Abercrombie's force approached on July 8, 1758 with local militia units and the famous "Roger's Rangers" out front having no problem forcing the French skirmishers back. However, Montcalm had good troops under his command in the center with good protection for them and artillery in redoubts to cover his flanks. One of these was unfinished but, it would not matter, because Abercrombie would be charging straight in, confident that his regulars could smash the French without undue difficulty. He was, of course, to be proven completely wrong. In fact, from the outset, everything seemed to go wrong for the British. Units were drawn into battle early and not as planned which led to disorganized attacks that failed and were very costly. The Black Watch was supposed to have been kept in reserve but, seeing their comrades engaged, demanded to join the fight and so were sent in as well. The result was that the British troops charged into a killing zone of withering French fire. Montcalm, who had thrown off his coat and was dashing among his men in his shirtsleeves, kept up French discipline and morale while the British commander was far away from the action (which had broken out before he had planned). Nonetheless, Abercrombie ordered more attacks, thinking each one would break the French lines and carry the day. Instead, he simply sent more men to certain death.

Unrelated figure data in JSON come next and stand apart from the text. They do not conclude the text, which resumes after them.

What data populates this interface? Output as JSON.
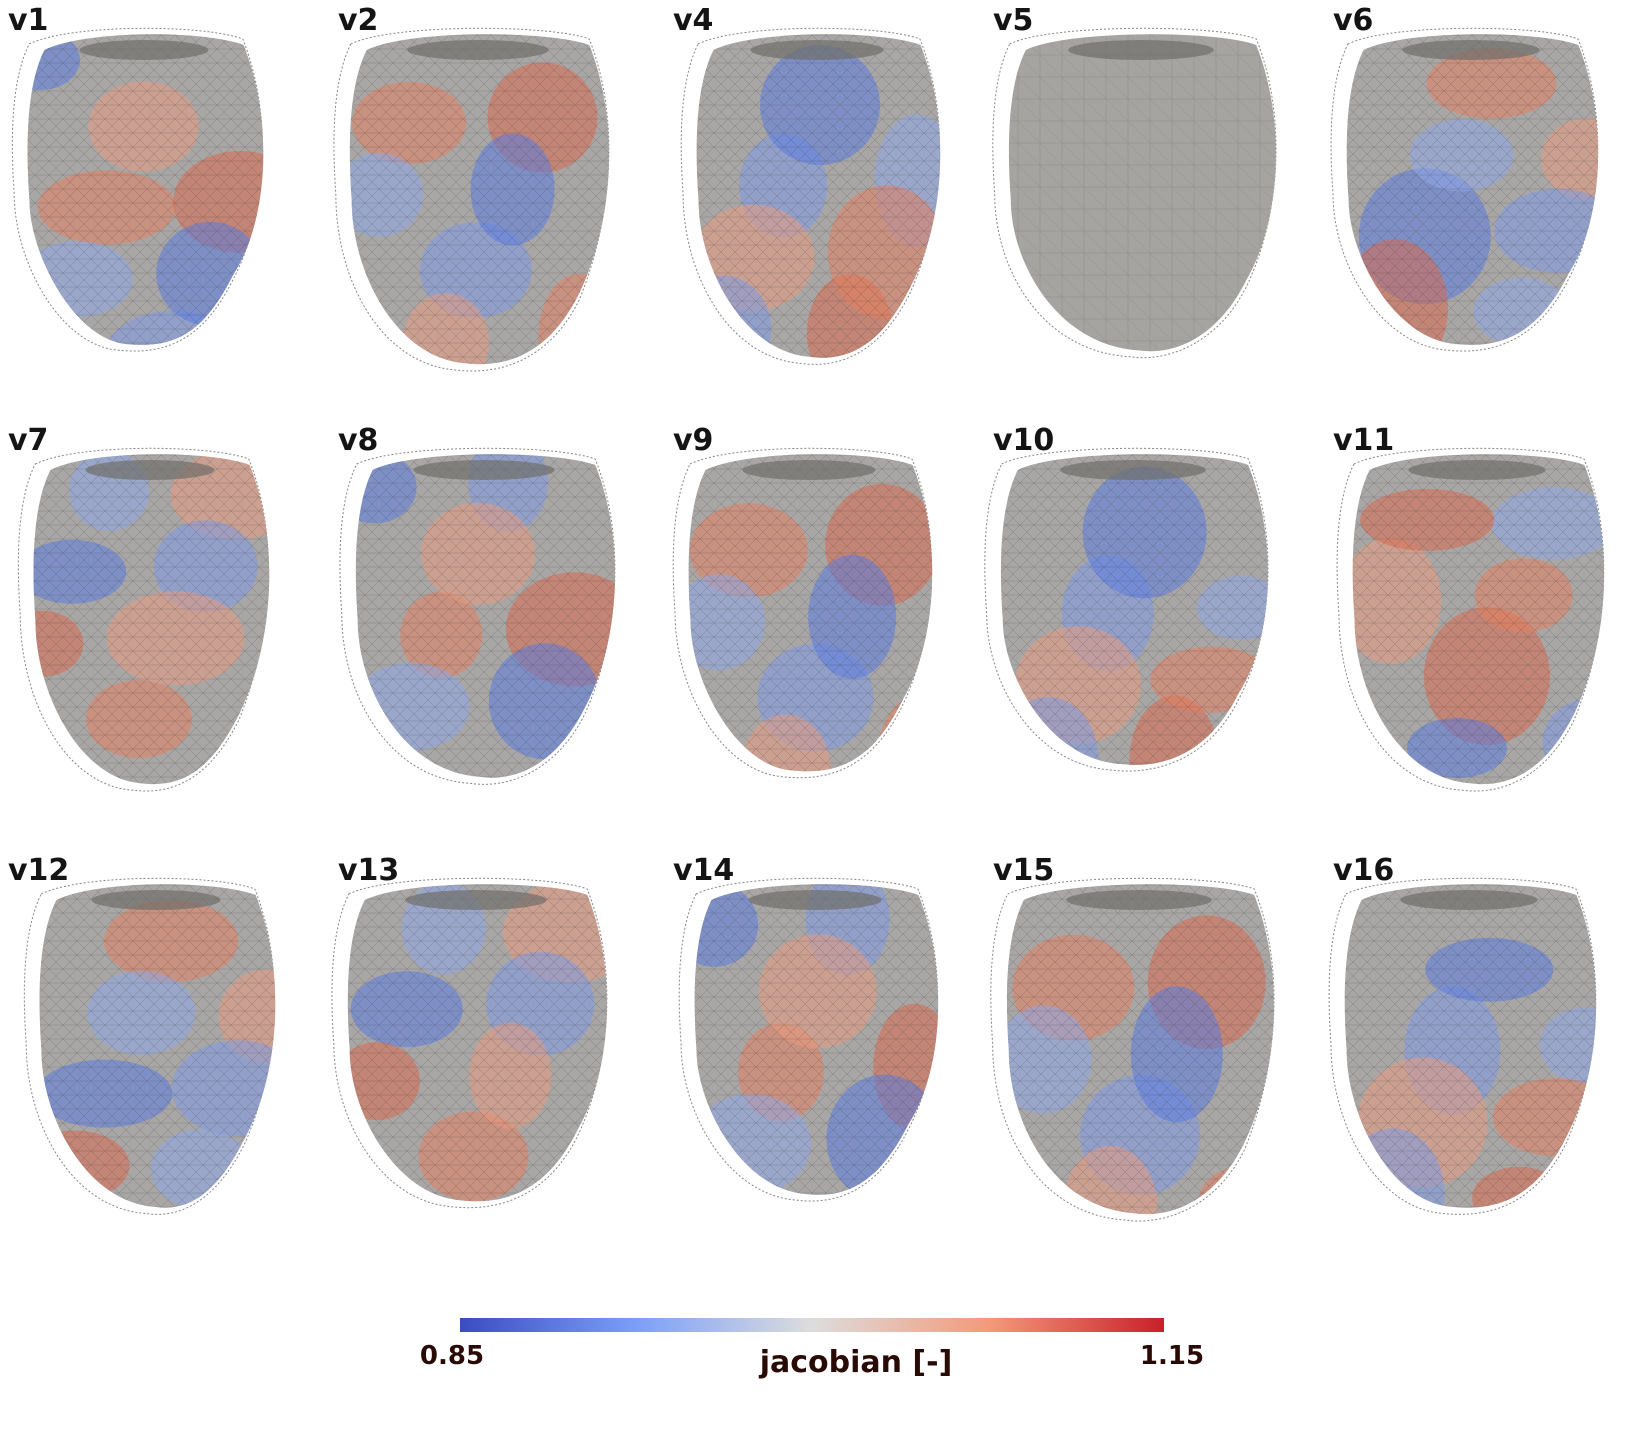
{
  "panels": [
    {
      "label": "v1"
    },
    {
      "label": "v2"
    },
    {
      "label": "v4"
    },
    {
      "label": "v5"
    },
    {
      "label": "v6"
    },
    {
      "label": "v7"
    },
    {
      "label": "v8"
    },
    {
      "label": "v9"
    },
    {
      "label": "v10"
    },
    {
      "label": "v11"
    },
    {
      "label": "v12"
    },
    {
      "label": "v13"
    },
    {
      "label": "v14"
    },
    {
      "label": "v15"
    },
    {
      "label": "v16"
    }
  ],
  "colorbar": {
    "title": "jacobian [-]",
    "min_label": "0.85",
    "max_label": "1.15",
    "min": 0.85,
    "max": 1.15,
    "colors": {
      "low": "#3b4cc0",
      "mid": "#dddddd",
      "high": "#c8202a"
    }
  },
  "colors": {
    "mesh_surface": "#9c9a96",
    "wireframe": "#222222",
    "text": "#141414"
  }
}
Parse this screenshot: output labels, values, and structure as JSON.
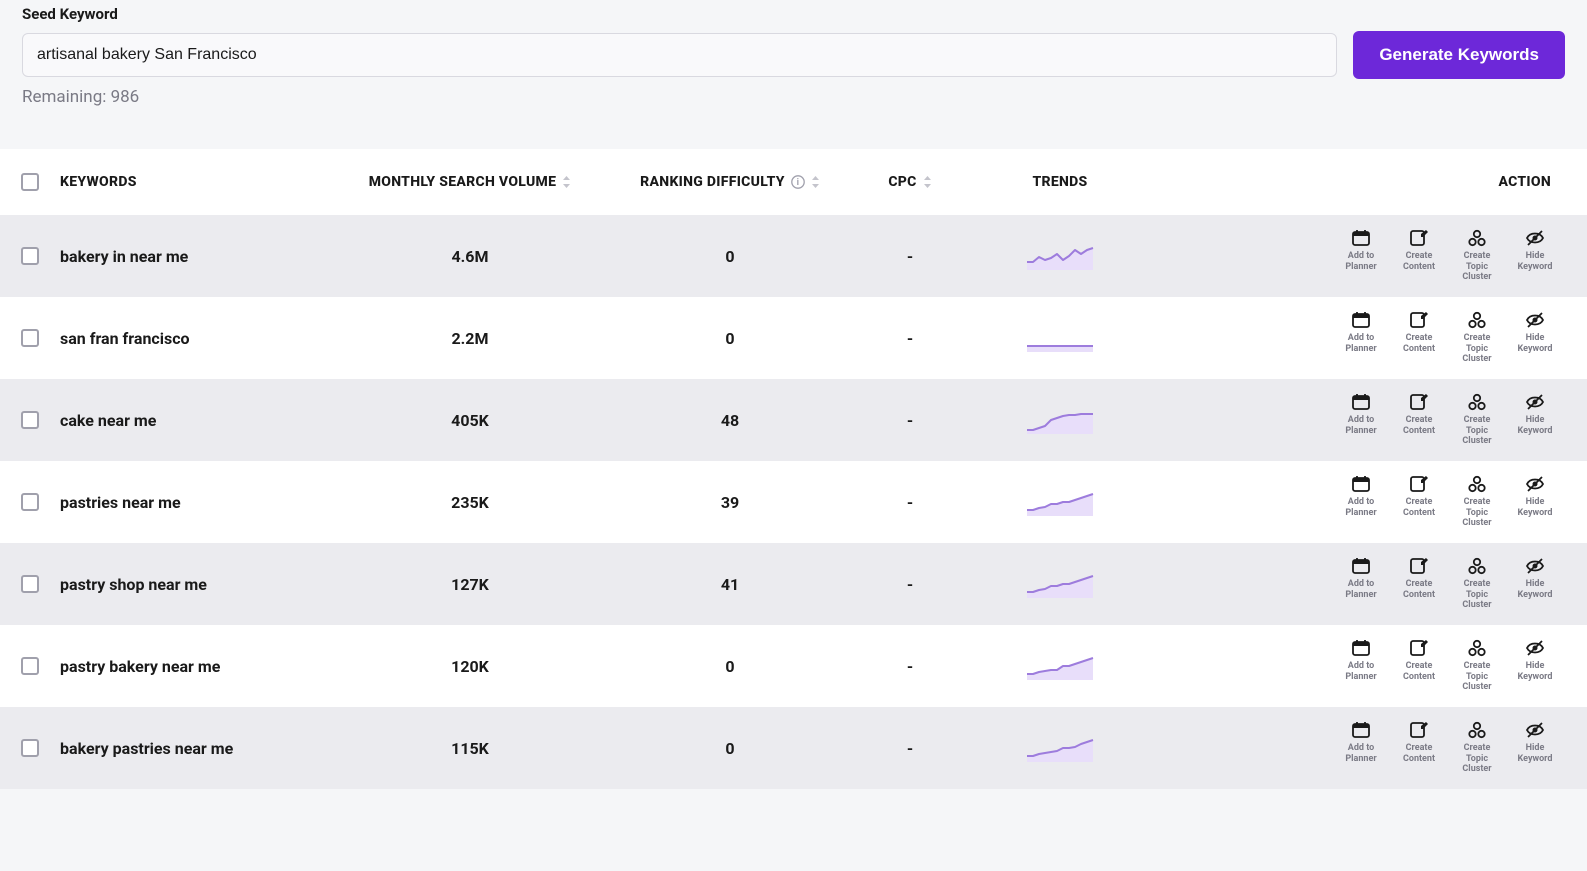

To make matters worse, the British had no artillery to provide fire support for their attacks. The barges carrying the guns had gone the wrong way and ended up floating down within range of the French in Fort Carillon who quickly spotted them and sank several of the barges in quick order. Abercrombie then sent in his reserves, mostly local militia, but they too were ruined and finally he decided to admit defeat and call off the attack. However, heroically but tragically, just because he had had enough, did not mean the hard fighting highlanders of the Black Watch had. They refused to retreat and continued trying to push on, finally charging forward, they alone managed to reach the foot of the outer walls of Fort Carillon but those who tried to continue ran into French bayonets. When there were finally none left to carry on, the battle came to an end.